I agree, and it has been done at some organisations by mandating tools and dependency-management practices which enable downstream testing (eg. Blaze at Google). As a practical matter that is difficult to achieve when crossing a Conway boundary, but I expect Github will start feeding test information back upstream as time goes on.

A variant of this idea that would be more useful to me personally would be some measure of how actively maintained my dependencies are. It would be nice to know if my long-lived project depends on something that has been abandoned.

Details might be tricky, given that some very useful packages simply don't need frequent updates.

I like the drift metric more, because some libraries are simply stable and don't need much updates anymore, this doesn't mean they are bad for your system.

I think you're on to something here. This is hot topic amongst our teams right now. Dependency maintenance looks to me to be one of those things like code duplication that correlates strongly with a multitude of sins.

It's also interesting to see someone else building a tool around a new metric. I'm doing something similar (shameless plug -> https://without.fail/estimate-accuracy) for determining how well estimates correlate with actual development times. I could definitely take some lessons from you because Dependency Drift is way more brandable than Estimate Accuracy.

Doesn't this just re-invent the Libyears metric?

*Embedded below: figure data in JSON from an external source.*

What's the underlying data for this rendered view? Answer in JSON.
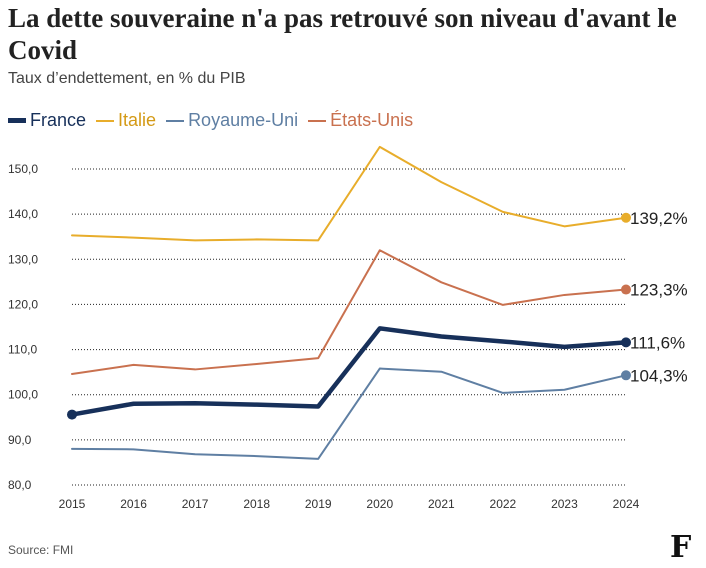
{
  "header": {
    "title": "La dette souveraine n'a pas retrouvé son niveau d'avant le Covid",
    "subtitle": "Taux d’endettement, en % du PIB"
  },
  "footer": {
    "source": "Source: FMI",
    "logo_text": "F"
  },
  "colors": {
    "France": "#17305a",
    "Italie": "#e8ad2b",
    "Royaume-Uni": "#5f7fa3",
    "États-Unis": "#c9714f"
  },
  "chart_data": {
    "type": "line",
    "title": "La dette souveraine n'a pas retrouvé son niveau d'avant le Covid",
    "subtitle": "Taux d’endettement, en % du PIB",
    "x": [
      2015,
      2016,
      2017,
      2018,
      2019,
      2020,
      2021,
      2022,
      2023,
      2024
    ],
    "x_tick_labels": [
      "2015",
      "2016",
      "2017",
      "2018",
      "2019",
      "2020",
      "2021",
      "2022",
      "2023",
      "2024"
    ],
    "ylim": [
      80,
      150
    ],
    "y_ticks": [
      80,
      90,
      100,
      110,
      120,
      130,
      140,
      150
    ],
    "y_tick_labels": [
      "80,0",
      "90,0",
      "100,0",
      "110,0",
      "120,0",
      "130,0",
      "140,0",
      "150,0"
    ],
    "grid": "horizontal dotted",
    "legend_position": "top-left",
    "series": [
      {
        "name": "France",
        "values": [
          95.6,
          98.0,
          98.1,
          97.8,
          97.4,
          114.7,
          112.9,
          111.8,
          110.6,
          111.6
        ],
        "end_label": "111,6%"
      },
      {
        "name": "Italie",
        "values": [
          135.3,
          134.8,
          134.2,
          134.4,
          134.2,
          154.9,
          147.1,
          140.5,
          137.3,
          139.2
        ],
        "end_label": "139,2%"
      },
      {
        "name": "Royaume-Uni",
        "values": [
          88.0,
          87.9,
          86.8,
          86.4,
          85.8,
          105.8,
          105.1,
          100.4,
          101.1,
          104.3
        ],
        "end_label": "104,3%"
      },
      {
        "name": "États-Unis",
        "values": [
          104.6,
          106.6,
          105.6,
          106.8,
          108.1,
          132.0,
          124.9,
          119.9,
          122.1,
          123.3
        ],
        "end_label": "123,3%"
      }
    ]
  }
}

I have skimmed through this article, it seems fairly long but light on details. How does this differ from libyears? What actually is your metric?

That site (libyear.com) IMHO makes the concept refreshingly clear, this "Dependency Drift" site seems vague and markety. It's trying to make a big deal out of something, but what remains unclear after reading it. The libyear site is the opposite - clear and not a big deal.

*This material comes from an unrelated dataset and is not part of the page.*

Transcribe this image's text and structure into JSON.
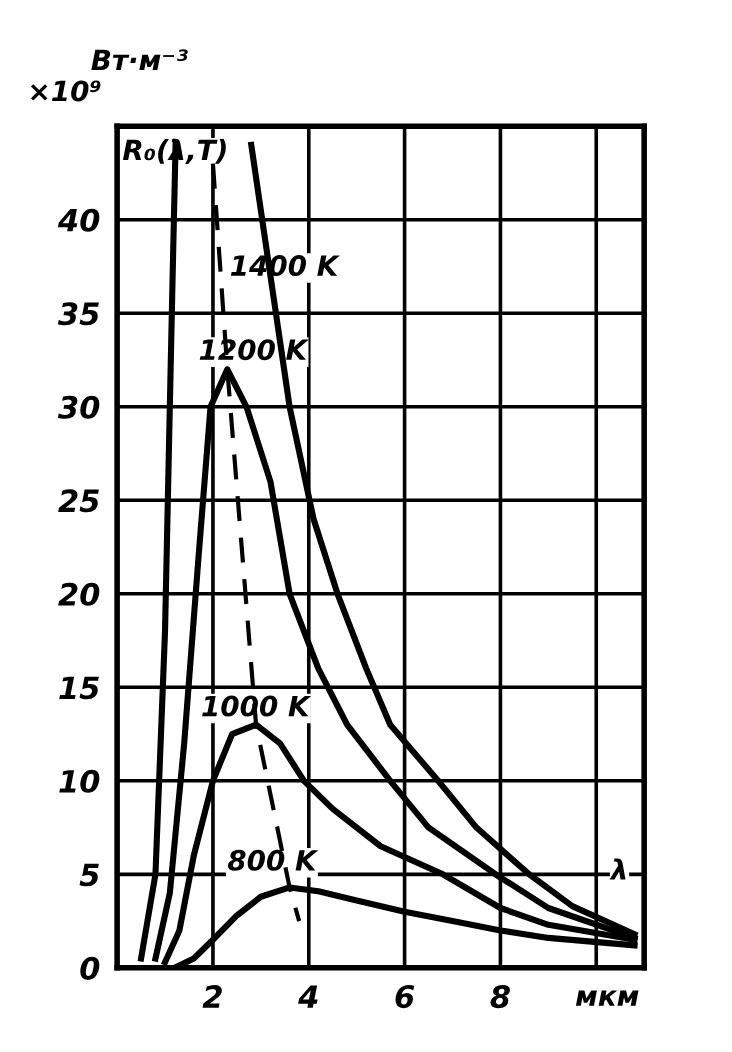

The problem is that this is a bunch of bollocks. But at the same time, that might actually resolve my problem with it as the pain gets fed back.

If one is very very lucky, a library will have accurate changenotes explaining what the version increment actually means, distinguishing between security updates and wanking-over-new-subdependency-for-shiny-irrelevant-features updates.

However, if people are penalised for not wasting their time chasing the latest version of leftpad-with-custom-characters-except-in-locations-which-are-prime-or-square.0.4.3-beta.butnotreally, maybe we'll see shallower dependency trees in the important stuff.

Where 'important' ends up being defined as 'the packages which everyone else gravitates to, and therefore can't be avoided'.

Ideally we'd see security updates for previous major versions of things, for those of us without feature addiction, but that would demand more of the devs producing this crap.

I agree this is an important metric and a kind of technical debt that's hard to capture.

How do you discriminate this from RenovateBot or Dependa-Bot? Both of those will not only track the drift but they'll also generate the PR to fix it.

Co-author here, thanks for the input. We use Dependabot on all our projects and love it. I've not seen any kind of numeric metric in Dependabot or any of their competitors.

What I really want is a graph that shows, numerically, the drift over time. You can show this to your stakeholders: "See, look! We haven't dedicated time to stack upgrades and now look how far out of date we are creeping." And then, consequently, I want to see that chart burn down to zero as you do stay on top of things with the help of Dependabot or similar.

This is the libyears metric ( https://libyear.com/ ) tracked over time.

Or are you using a different metric that you haven't defined for us?

As a freelancer, this sounds really interesting to me. It's always hard to sell people maintenance.